Med Klin (Munich). 2006 Mar 15;101(3):198-202. doi: 10.1007/s00063-006-1024-x.
The study compares the importance of tilt-table testing and Schellong's test for the diagnosis of syncopes.
In a prospective clinical trial 100 consecutive patients (45 males, 55 females) were included. The index symptom for inclusion was a former syncope or presyncope in the patients' history. The tilt-table testing procedure was performed according to a modified version of the Westminster protocol. Following this procedure, Schellong's test was performed in 83 of the patients.

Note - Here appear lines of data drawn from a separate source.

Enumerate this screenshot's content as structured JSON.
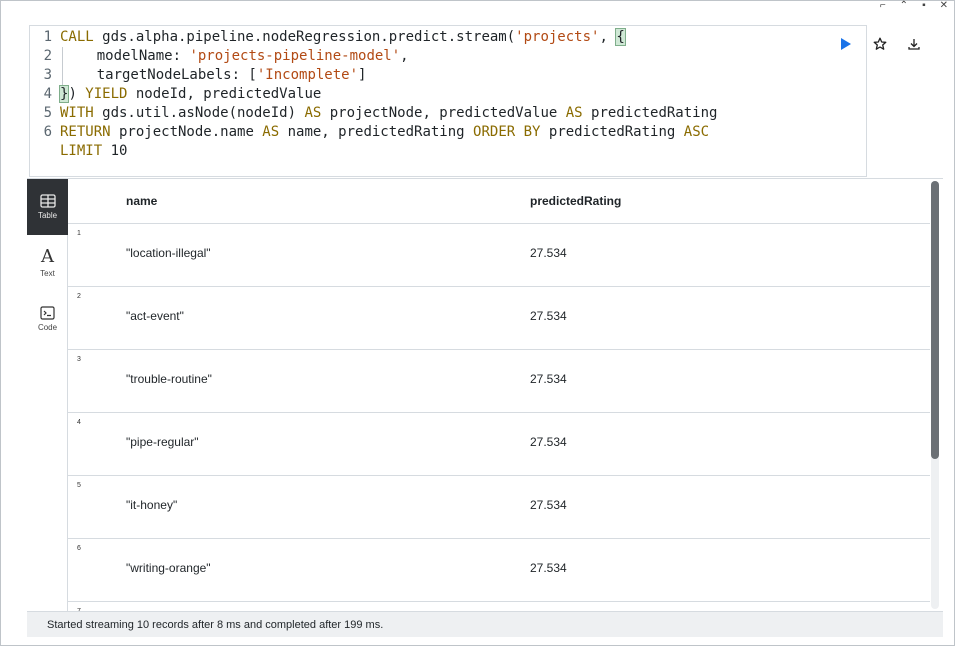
{
  "editor": {
    "lines": [
      {
        "num": "1"
      },
      {
        "num": "2"
      },
      {
        "num": "3"
      },
      {
        "num": "4"
      },
      {
        "num": "5"
      },
      {
        "num": "6"
      }
    ],
    "tokens": {
      "l1_call": "CALL",
      "l1_proc": " gds.alpha.pipeline.nodeRegression.predict.stream(",
      "l1_str": "'projects'",
      "l1_comma": ", ",
      "l1_brace": "{",
      "l2_key": "    modelName: ",
      "l2_str": "'projects-pipeline-model'",
      "l2_comma": ",",
      "l3_key": "    targetNodeLabels: [",
      "l3_str": "'Incomplete'",
      "l3_end": "]",
      "l4_brace": "}",
      "l4_paren": ") ",
      "l4_yield": "YIELD",
      "l4_rest": " nodeId, predictedValue",
      "l5_with": "WITH",
      "l5_mid": " gds.util.asNode(nodeId) ",
      "l5_as1": "AS",
      "l5_mid2": " projectNode, predictedValue ",
      "l5_as2": "AS",
      "l5_end": " predictedRating",
      "l6_return": "RETURN",
      "l6_mid": " projectNode.name ",
      "l6_as": "AS",
      "l6_mid2": " name, predictedRating ",
      "l6_order": "ORDER BY",
      "l6_mid3": " predictedRating ",
      "l6_asc": "ASC",
      "l7_limit": "LIMIT",
      "l7_num": " 10"
    },
    "actions": {
      "run_icon": "play-icon",
      "favorite_icon": "star-icon",
      "download_icon": "download-icon"
    }
  },
  "sidebar": {
    "items": [
      {
        "label": "Table",
        "icon": "table-icon"
      },
      {
        "label": "Text",
        "icon": "text-icon"
      },
      {
        "label": "Code",
        "icon": "code-icon"
      }
    ]
  },
  "table": {
    "columns": [
      "name",
      "predictedRating"
    ],
    "rows": [
      {
        "num": "1",
        "name": "\"location-illegal\"",
        "rating": "27.534"
      },
      {
        "num": "2",
        "name": "\"act-event\"",
        "rating": "27.534"
      },
      {
        "num": "3",
        "name": "\"trouble-routine\"",
        "rating": "27.534"
      },
      {
        "num": "4",
        "name": "\"pipe-regular\"",
        "rating": "27.534"
      },
      {
        "num": "5",
        "name": "\"it-honey\"",
        "rating": "27.534"
      },
      {
        "num": "6",
        "name": "\"writing-orange\"",
        "rating": "27.534"
      },
      {
        "num": "7",
        "name": "",
        "rating": ""
      }
    ]
  },
  "status": {
    "text": "Started streaming 10 records after 8 ms and completed after 199 ms."
  },
  "colors": {
    "run_blue": "#1a73e8",
    "keyword": "#8a6b00",
    "string": "#b24a14",
    "sidebar_active": "#2f3236"
  }
}
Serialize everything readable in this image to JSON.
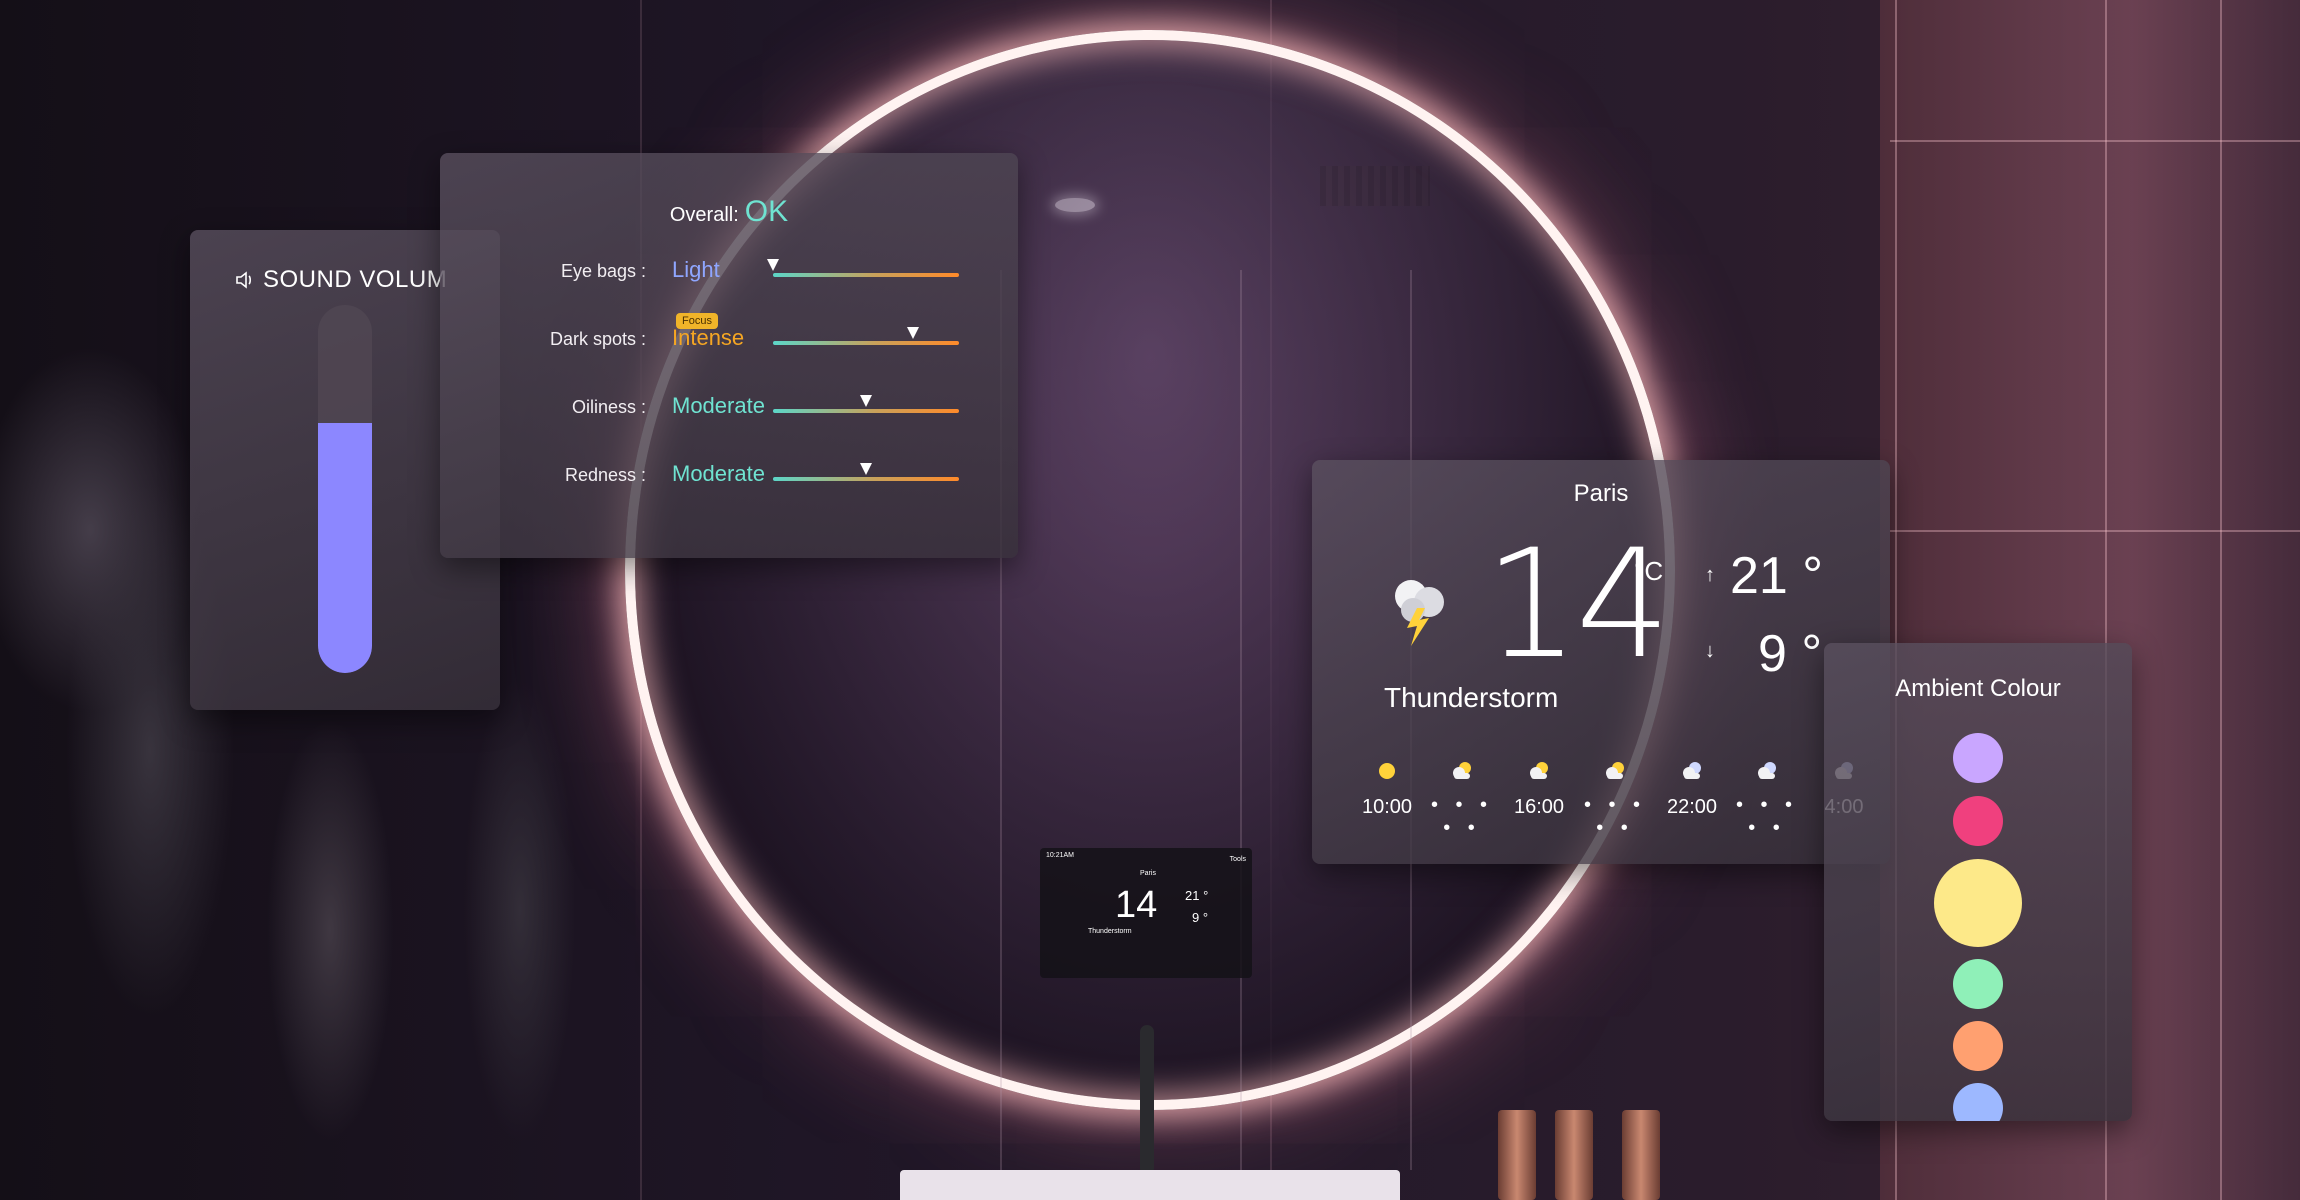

During tilt-table testing 34 patients suffered from orthostatic dysautonomy with syncope or neuro-cardiogenic syncope. 29 of these symptomatic patients also underwent Schellong's test. However, only four patients showed a borderline positive finding, whereas a clearly positive result was seen in six patients. These patients had shown orthostatic dysautonomies with syncopes during tilt-table testing. No patient suffered from a syncope or presyncope during Schellong's test.
Schellong's test is suitable as a diagnostic procedure for orthostatic dysregulation only, and tilt-table testing is highly superior for objectification of the diagnosis and differentiation of syncope.
本研究比较倾斜试验和谢隆试验在晕厥诊断中的重要性。
在一项前瞻性临床试验中,纳入了100例连续患者(45例男性,55例女性)。纳入的指标症状是患者既往有晕厥或晕厥前状态病史。倾斜试验程序按照威斯敏斯特方案的修改版进行。在此程序之后,83例患者进行了谢隆试验。
在倾斜试验期间,34例患者患有体位性自主神经功能障碍伴晕厥或神经心源性晕厥。这些有症状的患者中有29例也进行了谢隆试验。然而,只有4例患者显示出临界阳性结果,而6例患者显示出明显阳性结果。这些患者在倾斜试验期间表现出体位性自主神经功能障碍伴晕厥。在谢隆试验期间,没有患者发生晕厥或晕厥前状态。
谢隆试验仅适用于体位性调节异常的诊断程序,而倾斜试验在晕厥诊断的客观化和鉴别诊断方面具有高度优越性。